Soal partisipasi umat ia menilai bahwa yang membuat umat aktif atau tidak dalam kehidupan menggereja adalah seberapa tinggi tingkat pemahaman dan penghayatan iman kekatolikannya. Hal tersebut tambahnya karena Gereja tidak pernah bebas dari “persoalan” internal, entah karena pola hidup orang beriman yang dirasa kurang pas atau ketatnya pemenuhan hal-hal administratif.
Menurutnya ketika kualitas pemahaman dan penghayatan iman rendah, masalah moral dan administrasi menjadi alasan yang memperkuat atau memperlemah umat mau ambil bagian dalam kehidupan Gereja atau tidak. Ini menandakan masih ada umat yang kurang memahami makna hidup menjemaat baginya.
Umat Kurang Aktif Jangan Dihukum
Terkait umat yang kurang aktif, menurutnya harus diberi perhatian lebih. “Mereka wajib dirangkul. Mereka tidak boleh dibiarkan tidak mendapat perhatian sekalipun mereka kita anggap sebagai beban. Justru tugas kita terus menyapa dan membesarkan hati mereka.” Ia juga menambahkan bahwa para imam atau kaum religius secara khusus, sangat diharapkan memberikan perhatian kepada umat yang kurang mau terlibat dalam hidup menggereja. Jangan seperti yang sudah biasa terjadi, umat yang kurang aktif justru “dihukum” dengan tidak memberikan layanan kepada mereka. Mereka harusnya disapa dan disentuh. Bukankah Yesus diutus kepada domba-domba yang hilang? Demikian jugalah para gembala zaman ini juga diutus kepada umat yang menjauh dari api semangat persekutuan. “Menurut saya, cara menggembalikan semangat menggereja umat bisa dilakukan dengan sederhana, namun menyentuh. Misalnya, imam atau siapa pun datang dan mengunjungi rumah umat yang jarang hadir misa atau kegiatan lingkungan. Atau menemuinya di tempat kerja jika memungkinkan. Sekadar menyapa dan menyalam mereka, saya yakin, api semangat beriman mereka pelan-pelan akan menghangat”.

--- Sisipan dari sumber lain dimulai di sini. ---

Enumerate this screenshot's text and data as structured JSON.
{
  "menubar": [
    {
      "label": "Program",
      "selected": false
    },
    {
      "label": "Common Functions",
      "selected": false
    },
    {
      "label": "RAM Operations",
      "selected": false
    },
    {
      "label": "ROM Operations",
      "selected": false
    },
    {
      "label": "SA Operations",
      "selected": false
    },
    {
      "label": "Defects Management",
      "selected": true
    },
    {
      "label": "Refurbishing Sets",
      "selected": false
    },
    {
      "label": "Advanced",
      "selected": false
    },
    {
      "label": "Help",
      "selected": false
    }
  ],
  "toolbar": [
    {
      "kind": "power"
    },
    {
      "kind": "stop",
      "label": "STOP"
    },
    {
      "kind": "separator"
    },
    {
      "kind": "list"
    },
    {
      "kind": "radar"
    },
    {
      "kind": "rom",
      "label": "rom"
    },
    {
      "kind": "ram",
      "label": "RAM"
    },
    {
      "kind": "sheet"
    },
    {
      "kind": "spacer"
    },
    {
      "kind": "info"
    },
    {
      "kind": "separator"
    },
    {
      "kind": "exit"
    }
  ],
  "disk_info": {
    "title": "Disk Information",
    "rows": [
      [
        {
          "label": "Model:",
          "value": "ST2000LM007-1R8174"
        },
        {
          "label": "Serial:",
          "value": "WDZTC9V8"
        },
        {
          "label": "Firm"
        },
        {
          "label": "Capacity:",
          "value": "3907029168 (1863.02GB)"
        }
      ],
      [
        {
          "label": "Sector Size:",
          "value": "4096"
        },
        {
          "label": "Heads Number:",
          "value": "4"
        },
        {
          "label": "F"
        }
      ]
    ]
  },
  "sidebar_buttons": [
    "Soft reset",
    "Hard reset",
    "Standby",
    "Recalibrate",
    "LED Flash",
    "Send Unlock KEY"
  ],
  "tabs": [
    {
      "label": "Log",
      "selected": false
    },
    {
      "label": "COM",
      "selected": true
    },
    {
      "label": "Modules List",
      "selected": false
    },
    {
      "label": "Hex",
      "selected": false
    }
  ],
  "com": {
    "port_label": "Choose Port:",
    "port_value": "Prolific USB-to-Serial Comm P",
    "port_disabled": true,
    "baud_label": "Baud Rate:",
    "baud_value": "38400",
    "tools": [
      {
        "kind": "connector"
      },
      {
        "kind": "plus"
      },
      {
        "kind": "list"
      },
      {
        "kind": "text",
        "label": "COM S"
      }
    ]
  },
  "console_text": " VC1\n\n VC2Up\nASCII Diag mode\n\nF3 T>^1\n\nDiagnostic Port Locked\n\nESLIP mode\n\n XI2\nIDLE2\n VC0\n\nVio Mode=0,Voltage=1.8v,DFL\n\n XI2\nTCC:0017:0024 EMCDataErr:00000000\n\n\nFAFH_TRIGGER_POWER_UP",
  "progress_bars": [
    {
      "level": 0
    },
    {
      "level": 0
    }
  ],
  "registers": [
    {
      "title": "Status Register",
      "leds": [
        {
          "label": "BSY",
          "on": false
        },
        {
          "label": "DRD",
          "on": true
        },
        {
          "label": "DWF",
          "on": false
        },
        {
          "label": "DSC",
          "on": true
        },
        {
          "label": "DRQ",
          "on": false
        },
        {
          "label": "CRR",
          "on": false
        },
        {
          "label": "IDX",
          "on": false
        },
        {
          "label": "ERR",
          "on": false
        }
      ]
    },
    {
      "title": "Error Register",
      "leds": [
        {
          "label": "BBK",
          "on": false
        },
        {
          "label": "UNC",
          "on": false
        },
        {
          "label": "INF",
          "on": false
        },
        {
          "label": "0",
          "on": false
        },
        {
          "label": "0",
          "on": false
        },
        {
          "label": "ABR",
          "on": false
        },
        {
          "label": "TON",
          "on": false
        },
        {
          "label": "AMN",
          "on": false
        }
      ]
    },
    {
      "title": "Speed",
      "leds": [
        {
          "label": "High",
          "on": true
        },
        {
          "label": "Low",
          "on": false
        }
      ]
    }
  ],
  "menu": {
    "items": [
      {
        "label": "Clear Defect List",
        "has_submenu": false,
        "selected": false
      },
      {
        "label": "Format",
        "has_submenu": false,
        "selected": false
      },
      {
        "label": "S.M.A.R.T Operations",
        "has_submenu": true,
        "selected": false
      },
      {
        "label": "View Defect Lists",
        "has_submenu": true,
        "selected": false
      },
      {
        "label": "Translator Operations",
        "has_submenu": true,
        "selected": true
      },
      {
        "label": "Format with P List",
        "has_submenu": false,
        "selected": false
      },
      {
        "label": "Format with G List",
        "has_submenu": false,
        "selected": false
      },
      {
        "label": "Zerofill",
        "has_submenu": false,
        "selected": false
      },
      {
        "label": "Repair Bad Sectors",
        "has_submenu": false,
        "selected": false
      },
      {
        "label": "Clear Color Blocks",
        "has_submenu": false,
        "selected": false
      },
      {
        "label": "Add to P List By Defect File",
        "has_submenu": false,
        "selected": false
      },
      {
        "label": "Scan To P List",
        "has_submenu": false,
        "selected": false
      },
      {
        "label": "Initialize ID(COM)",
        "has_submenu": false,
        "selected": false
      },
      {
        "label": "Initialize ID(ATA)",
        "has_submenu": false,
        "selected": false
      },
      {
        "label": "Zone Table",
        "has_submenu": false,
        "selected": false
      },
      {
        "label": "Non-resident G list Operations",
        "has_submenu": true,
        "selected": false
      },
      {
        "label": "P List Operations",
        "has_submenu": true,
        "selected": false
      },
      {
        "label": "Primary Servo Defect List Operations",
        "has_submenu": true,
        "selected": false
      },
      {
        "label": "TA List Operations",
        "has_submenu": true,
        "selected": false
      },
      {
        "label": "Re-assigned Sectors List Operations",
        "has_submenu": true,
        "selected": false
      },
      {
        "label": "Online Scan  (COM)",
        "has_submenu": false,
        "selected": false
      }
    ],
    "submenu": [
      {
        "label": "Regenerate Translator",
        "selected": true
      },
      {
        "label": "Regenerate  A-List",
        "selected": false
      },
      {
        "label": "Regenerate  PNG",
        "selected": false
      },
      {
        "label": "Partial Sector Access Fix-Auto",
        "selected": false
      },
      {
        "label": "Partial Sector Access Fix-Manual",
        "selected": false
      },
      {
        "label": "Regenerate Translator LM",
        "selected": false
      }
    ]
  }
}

Selain itu tambahnya, agar semakin banyak umat berpartisipasi dalam kegiatan dan hidup menggereja perlu kiranya para Gembala umat, rajin menyapa umat. Khususnya bagi mereka yang merasa kurang diperhatikan. Bagaimanapun, Imam selalu dipandang “istimewa” dan memang seharusnya demikian. Gembala yang baik selalu berusaha menyelamatkan domba yang hilang, bahkan sampai menyerahkan nyawanya bagi domba-dombanya. Sentuhan kegembalaan itu pasti akan sangat berkesan bagi umat. Kemudian tambahnya, apabila ada umat yang kurang aktif di lingkungan, umat lain yang memiliki tingkat keaktifan yang baik hendaklah menyapa keluargakeluarga yang kurang aktif. Tidak harus melalui pertemuan formal.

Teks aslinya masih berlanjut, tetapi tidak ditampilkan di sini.